There are 2 primary structural facet joint syndrome causes, although neither is inherently responsible for enacting long-term painful symptoms. However, a completely different nonstructural process, unrelated to facet joint changes, may actually be the true culprit for pain in many seemingly symptomatic cases of facet syndrome.
Clinical research shows little correlation between the structural changes which are virtually universal to experience as we age and the occurrence of back or neck symptoms. However, mindbody care providers have definitively linked ischemia as a possible source of symptoms in some patients who were previously diagnosed with facet degeneration.
This dialog examines the traditional and alternative views on what causes severe facet joint pain, including structural and mindbody models of causation.
The diagnosis of facet joint syndrome describes actual physical changes in the spinal anatomy which are theorized to source back or neck pain. These changes can be caused by any of the following factors:
Spinal degeneration is a normal experience for any adult human being. As a person ages, all the structures in their spine will deteriorate, including the vertebrae and intervertebral discs.
Arthritis in the spine and degenerative disc disease are virtually universal conditions affecting everyone in their lumbar and cervical spinal regions. Facet joint changes come about as a result of spinal degeneration and the arthritic processes. Most of these changes are not inherently painful or problematic, although they are often implicated unfairly in the creation of coincidental painful complaints.
Back injury can accelerate degenerative changes or actually reshape the spinal facet joint anatomy. Injury to the facet joints directly can cause structural issues and severe trauma may even cause spinal instability in very rare instances. In cases of definitive injury, the source of pain is usually not in question.

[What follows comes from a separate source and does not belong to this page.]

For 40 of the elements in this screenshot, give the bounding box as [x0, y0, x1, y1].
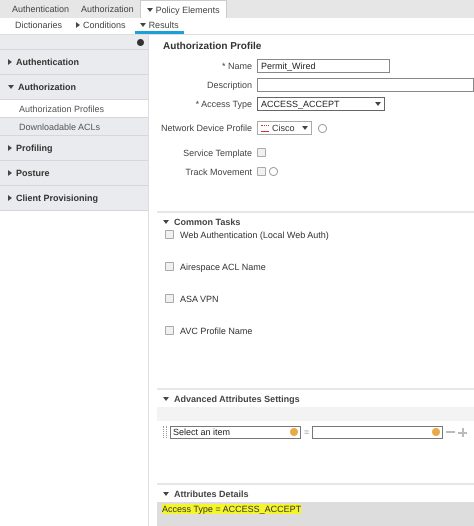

The majority of patients who are diagnosed with facet joint syndrome might surely demonstrate the physical anatomical changes associated with spinal joint aging. However, these changes are not typically the source of the pain and merely function as a scapegoat condition on which the symptoms are mistakenly blamed by a care provider.

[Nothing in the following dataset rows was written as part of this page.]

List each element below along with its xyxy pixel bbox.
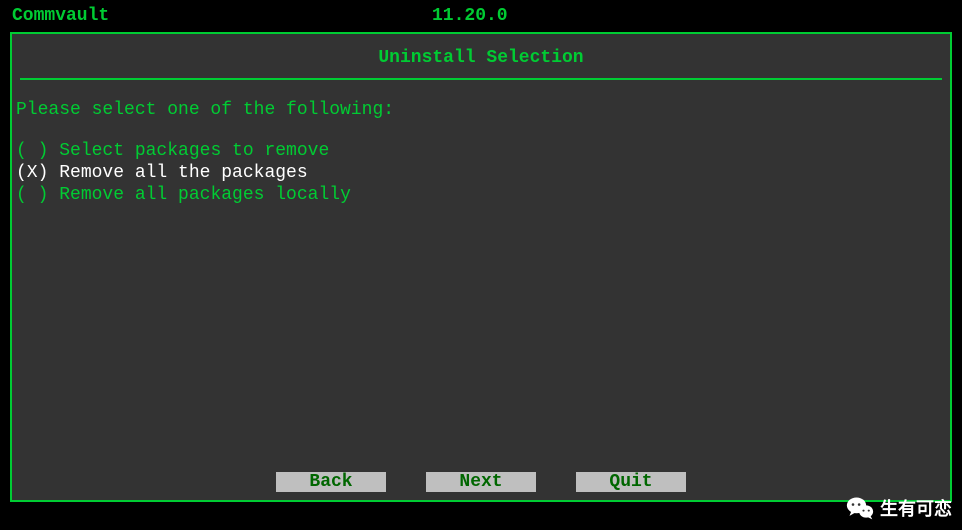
back-button[interactable]: Back [276, 472, 386, 492]
dialog-content: Please select one of the following: ( ) … [12, 80, 950, 226]
app-version: 11.20.0 [432, 6, 508, 26]
options-list: ( ) Select packages to remove (X) Remove… [16, 140, 946, 206]
option-label: Remove all packages locally [59, 185, 351, 205]
option-remove-locally[interactable]: ( ) Remove all packages locally [16, 184, 946, 206]
quit-button[interactable]: Quit [576, 472, 686, 492]
header: Commvault 11.20.0 [0, 0, 962, 32]
option-label: Remove all the packages [59, 163, 307, 183]
watermark-text: 生有可恋 [880, 495, 952, 521]
option-label: Select packages to remove [59, 141, 329, 161]
app-name: Commvault [12, 6, 432, 26]
dialog-box: Uninstall Selection Please select one of… [10, 32, 952, 502]
prompt-text: Please select one of the following: [16, 100, 946, 120]
option-select-packages[interactable]: ( ) Select packages to remove [16, 140, 946, 162]
next-button[interactable]: Next [426, 472, 536, 492]
watermark: 生有可恋 [846, 494, 952, 522]
radio-marker: (X) [16, 163, 59, 183]
option-remove-all[interactable]: (X) Remove all the packages [16, 162, 946, 184]
radio-marker: ( ) [16, 141, 59, 161]
dialog-title: Uninstall Selection [12, 34, 950, 78]
chat-bubble-icon [846, 494, 874, 522]
button-bar: Back Next Quit [12, 472, 950, 492]
radio-marker: ( ) [16, 185, 59, 205]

There is little evidence linking typical facet joint degeneration to back ache and much evidence to the contrary. In fact, accepted diagnostic protocol reflects the idea that spinal structural irregularities must not be implicated as the source of pain unless definitive evidence can be produced.
In the case of facet arthrosis, this proof is not only often lacking, but may be actually repudiated by the symptomatic expression itself. In these instances of painful symptoms and coincidental facet degeneration, one of the most logical sources of pain is ischemia. This regional process uses oxygen deprivation to create a seemingly structural pain syndrome in the area apparently suffering from facet joint syndrome. However, unlike actual facet joint complaints, ischemia rarely responds well to medical care, leading to an ongoing chronic back pain syndrome.

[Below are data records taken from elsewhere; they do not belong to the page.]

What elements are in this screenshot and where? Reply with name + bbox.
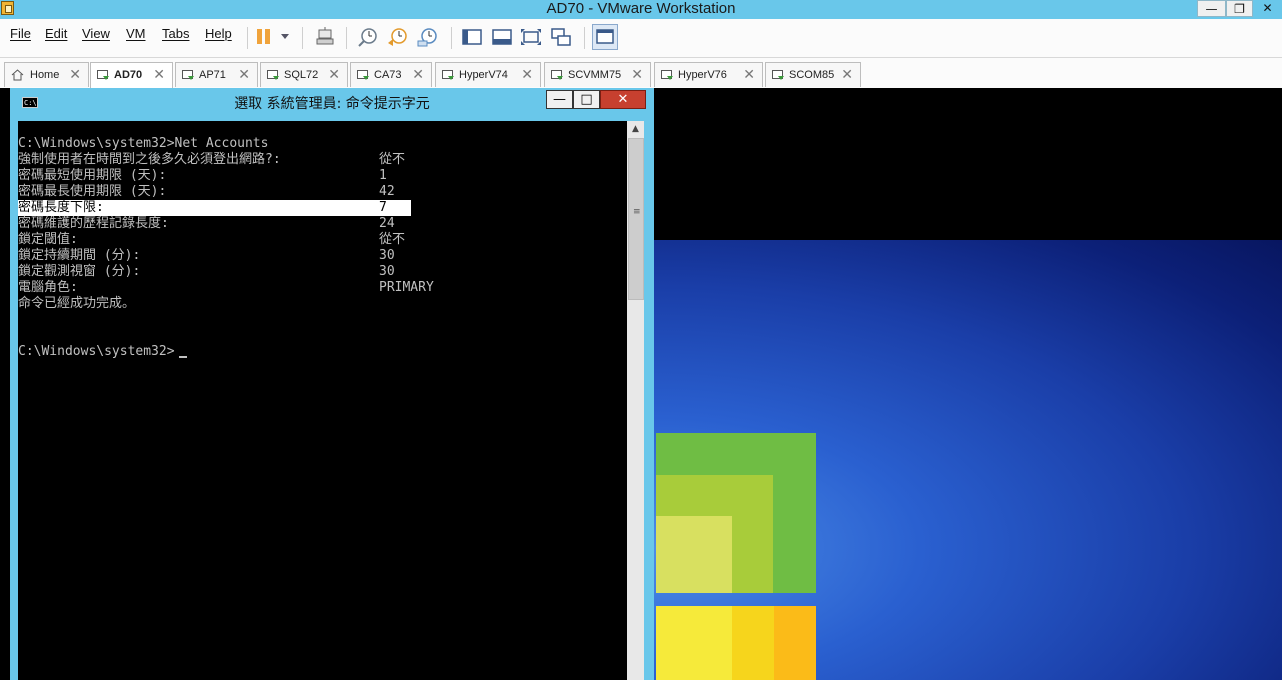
guest-desktop-wallpaper [654,240,1282,680]
toolbar-separator [451,27,452,49]
snapshot-manager-icon[interactable] [417,26,439,48]
completion-message: 命令已經成功完成。 [18,296,136,311]
vm-icon [267,70,279,80]
vm-icon [357,70,369,80]
command-prompt-window[interactable]: C:\ 選取 系統管理員: 命令提示字元 — □ ✕ C:\Windows\sy… [10,88,654,680]
scrollbar-thumb[interactable]: ≡ [628,138,644,300]
vm-display[interactable]: C:\ 選取 系統管理員: 命令提示字元 — □ ✕ C:\Windows\sy… [0,88,1282,680]
restore-button[interactable]: ❐ [1226,0,1253,17]
output-key: 鎖定閾值: [18,232,78,247]
menu-file[interactable]: File [10,26,31,41]
vm-icon [551,70,563,80]
logo-pane [656,516,732,593]
tab-hyperv76[interactable]: HyperV76 ✕ [654,62,763,87]
menu-view[interactable]: View [82,26,110,41]
output-value: 24 [379,216,395,231]
toolbar-separator [346,27,347,49]
cmd-maximize-button[interactable]: □ [573,90,600,109]
output-key: 鎖定觀測視窗 (分): [18,264,141,279]
close-icon[interactable]: ✕ [153,66,165,83]
menu-vm[interactable]: VM [126,26,146,41]
output-key: 密碼最長使用期限 (天): [18,184,167,199]
output-value: 30 [379,264,395,279]
vm-icon [182,70,194,80]
send-ctrl-alt-del-icon[interactable] [314,26,336,48]
selected-output-row[interactable]: 密碼長度下限: 7 [18,200,411,216]
logo-pane [656,606,732,680]
close-icon[interactable]: ✕ [238,66,250,83]
output-value: 從不 [379,152,406,167]
output-key: 電腦角色: [18,280,78,295]
home-icon [11,69,24,81]
output-key: 強制使用者在時間到之後多久必須登出網路?: [18,152,281,167]
toolbar-separator [302,27,303,49]
full-screen-icon[interactable] [491,26,513,48]
vm-icon [442,70,454,80]
close-icon[interactable]: ✕ [743,66,755,83]
cmd-close-button[interactable]: ✕ [600,90,646,109]
window-title: AD70 - VMware Workstation [546,0,736,17]
prompt-line[interactable]: C:\Windows\system32> [18,344,175,360]
command-line: C:\Windows\system32>Net Accounts [18,136,269,151]
output-key: 密碼長度下限: [18,200,104,215]
vm-icon [661,70,673,80]
toolbar-separator [247,27,248,49]
text-cursor [179,356,187,358]
tab-hyperv74[interactable]: HyperV74 ✕ [435,62,541,87]
menu-help[interactable]: Help [205,26,232,41]
console-scrollbar[interactable]: ▲ ≡ [627,121,644,680]
output-value: 42 [379,184,395,199]
tab-ad70[interactable]: AD70 ✕ [90,62,173,88]
output-value: 1 [379,168,387,183]
console-view-icon[interactable] [461,26,483,48]
unity-icon[interactable] [592,24,618,50]
tab-scvmm75[interactable]: SCVMM75 ✕ [544,62,651,87]
vm-icon [97,70,109,80]
output-value: 從不 [379,232,406,247]
output-key: 密碼最短使用期限 (天): [18,168,167,183]
close-icon[interactable]: ✕ [841,66,853,83]
output-value: 7 [379,200,387,215]
close-icon[interactable]: ✕ [328,66,340,83]
tab-sql72[interactable]: SQL72 ✕ [260,62,348,87]
close-icon[interactable]: ✕ [69,66,81,83]
scroll-up-icon[interactable]: ▲ [627,121,644,138]
minimize-button[interactable]: — [1197,0,1226,17]
snapshot-icon[interactable] [357,26,379,48]
menu-edit[interactable]: Edit [45,26,67,41]
menu-toolbar: File Edit View VM Tabs Help [0,19,1282,58]
grip-icon: ≡ [633,207,641,217]
close-icon[interactable]: ✕ [521,66,533,83]
tab-ap71[interactable]: AP71 ✕ [175,62,258,87]
output-value: 30 [379,248,395,263]
tab-scom85[interactable]: SCOM85 ✕ [765,62,861,87]
console-output[interactable]: C:\Windows\system32>Net Accounts 強制使用者在時… [18,121,627,680]
vm-icon [772,70,784,80]
tab-ca73[interactable]: CA73 ✕ [350,62,432,87]
fit-guest-icon[interactable] [520,26,542,48]
revert-snapshot-icon[interactable] [387,26,409,48]
window-titlebar: AD70 - VMware Workstation — ❐ ✕ [0,0,1282,19]
close-icon[interactable]: ✕ [412,66,424,83]
close-icon[interactable]: ✕ [631,66,643,83]
autosize-icon[interactable] [550,26,572,48]
output-key: 鎖定持續期間 (分): [18,248,141,263]
toolbar-separator [584,27,585,49]
vm-tab-bar: Home ✕ AD70 ✕ AP71 ✕ SQL72 ✕ CA73 ✕ Hype… [0,58,1282,88]
cmd-minimize-button[interactable]: — [546,90,573,109]
close-button[interactable]: ✕ [1253,0,1282,17]
output-value: PRIMARY [379,280,434,295]
output-key: 密碼維護的歷程記錄長度: [18,216,169,231]
chevron-down-icon[interactable] [281,34,289,39]
menu-tabs[interactable]: Tabs [162,26,189,41]
pause-icon[interactable] [254,26,276,48]
tab-home[interactable]: Home ✕ [4,62,89,87]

Ischemia is the reason why so many ongoing pain conditions resist treatment. When a coincidental structural issue is blamed and the oxygen deprivation is not recognized as being causative, treatments have almost no hope for success, except by rare placebo effect.
If you are suffering with diagnosed facet joint degeneration, but have not found relief despite a battery of treatment options, there is a good chance that your diagnosis may be incorrect. This is even more true if you never injured your facet joints in any significant way. Back pain treatments will do nothing to cure ischemia permanently. They will also demonstrate poor results when there is another yet undiscovered structural issue which is really causing the symptoms.
Of course, not all facet joint diagnoses are incorrect. Some patients truly do have problematic bone spurs which can create many agonizing expressions. However, in the case of serious and diverse symptoms not deemed to be mechanical, facet joint syndrome is seldom the real source. Remember, the facet joints are small and will experience localized and mild to moderate symptoms when a troublesome physical condition does exist.